Workshop Series: Nitika Garg
Sadness' appraisal themes of loss and helplessness evoke an implicit goal of reward replacement. This influences consumption behavior for sad individuals, leading them to pay more to acquire new goods and eat more unhealthy food than they would otherwise. These undesirable consumption effects of sadness can occur without awareness, thus representing more than just conscious attempts at "retail therapy." In a series of three experiments with real food consumption, the present paper establishes that (a) presenting a choice attenuates sadness' influence on consumption since providing individuals with a choice counteracts sadness' appraisals of helplessness and enhances a sense of individual control; and (b) enhancing self-awareness depresses consumption in sad individuals. This is in keeping with prior research which suggests that increased awareness forces individuals to compare their behavior with their internal standards and reduces consumption of fatty and unhealthy foods.

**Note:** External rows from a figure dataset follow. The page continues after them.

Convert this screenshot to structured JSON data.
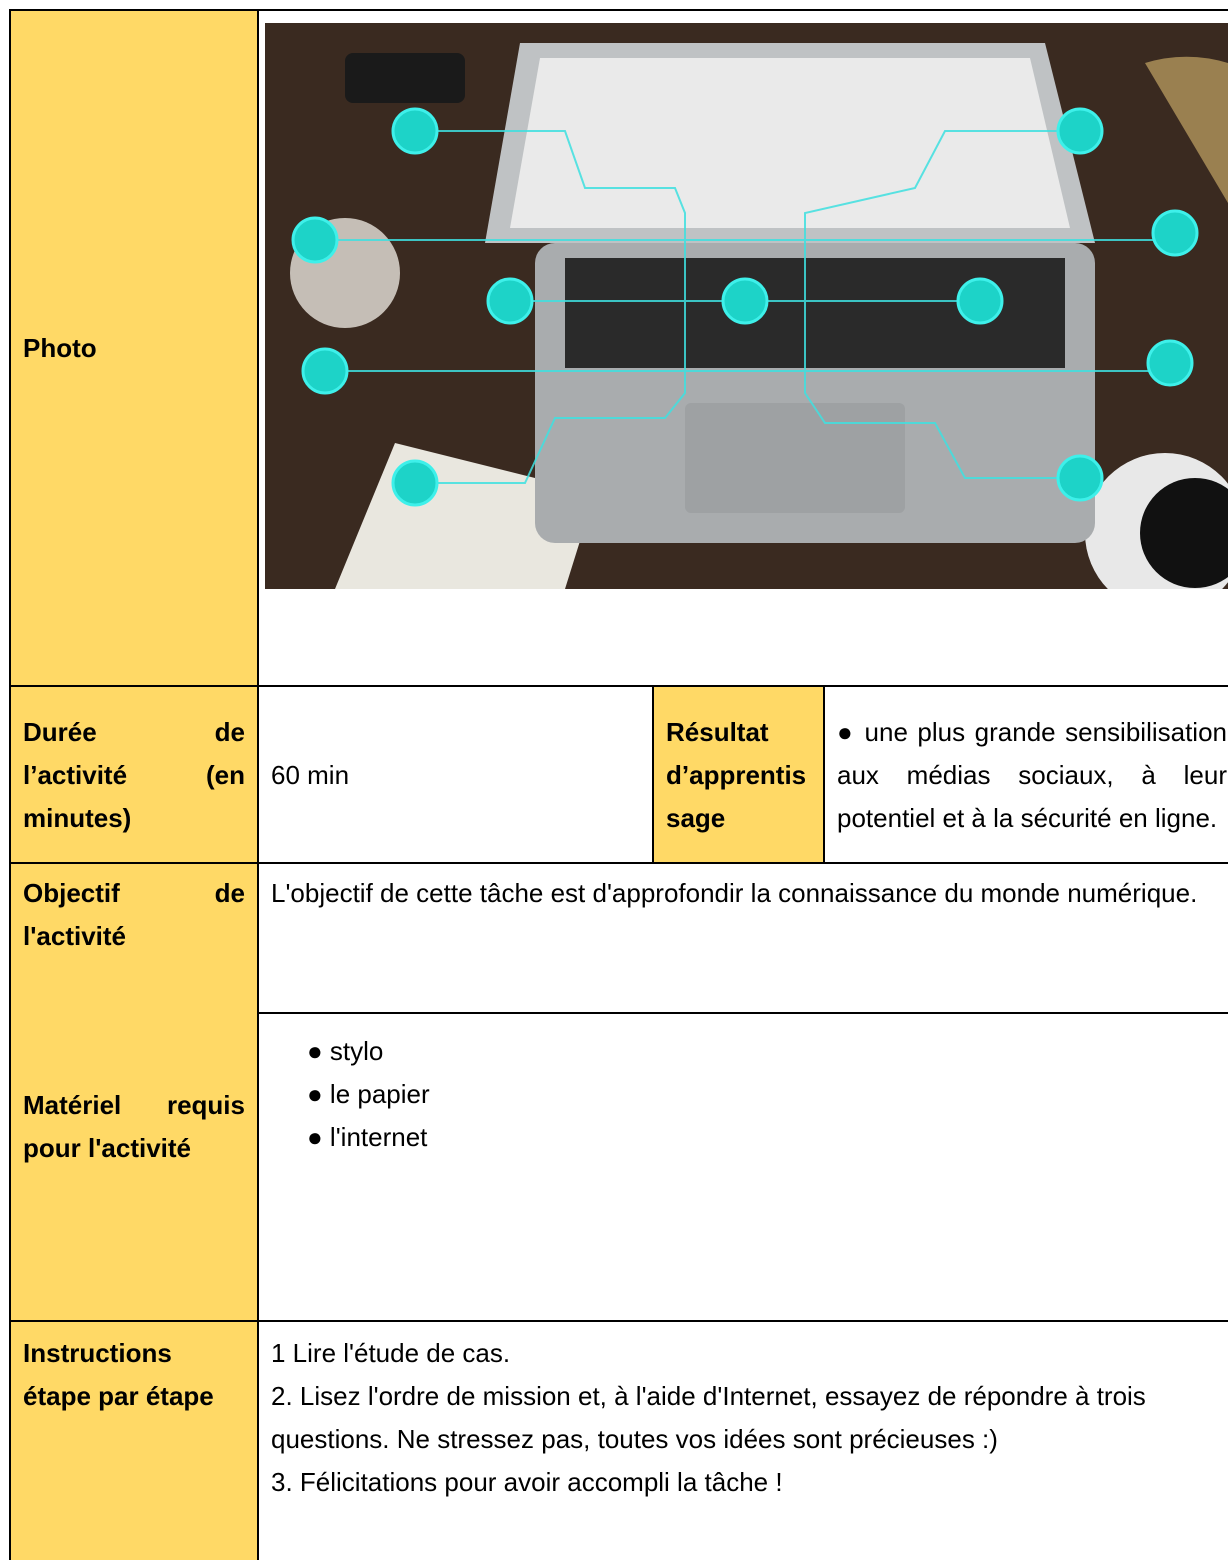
{
  "photo": {
    "label": "Photo"
  },
  "duration": {
    "label": "Durée de l’activité (en minutes)",
    "value": "60 min"
  },
  "outcome": {
    "label": "Résultat d’apprentissage",
    "text": "● une plus grande sensibilisation aux médias sociaux, à leur potentiel et à la sécurité en ligne."
  },
  "objective": {
    "label": "Objectif de l'activité",
    "text": "L'objectif de cette tâche est d'approfondir la connaissance du monde numérique."
  },
  "materials": {
    "label": "Matériel requis pour l'activité",
    "items": [
      "● stylo",
      "● le papier",
      "● l'internet"
    ]
  },
  "instructions": {
    "label": "Instructions étape par étape",
    "steps": [
      "1 Lire l'étude de cas.",
      "2. Lisez l'ordre de mission et, à l'aide d'Internet, essayez de répondre à trois questions. Ne stressez pas, toutes vos idées sont précieuses :)",
      "3. Félicitations pour avoir accompli la tâche !"
    ]
  }
}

Nitika Garg is a Senior Lecturer at the University of New South Wales. Dr. Garg's primary interests are emotions and their influence on consumer judgment and decision making including choice and consumption. Specifically, she examines the effect of discrete emotional states such as anger, happiness, and sadness, on various aspects of consumer behavior especially, consumption of hedonic products and the implications of these behaviours for stakeholders such as managers, public policy officials, and consumers. Her work has appeared in scholarly journals such as the Journal of Consumer Research, Journal of Marketing, and Journal of Consumer Psychology.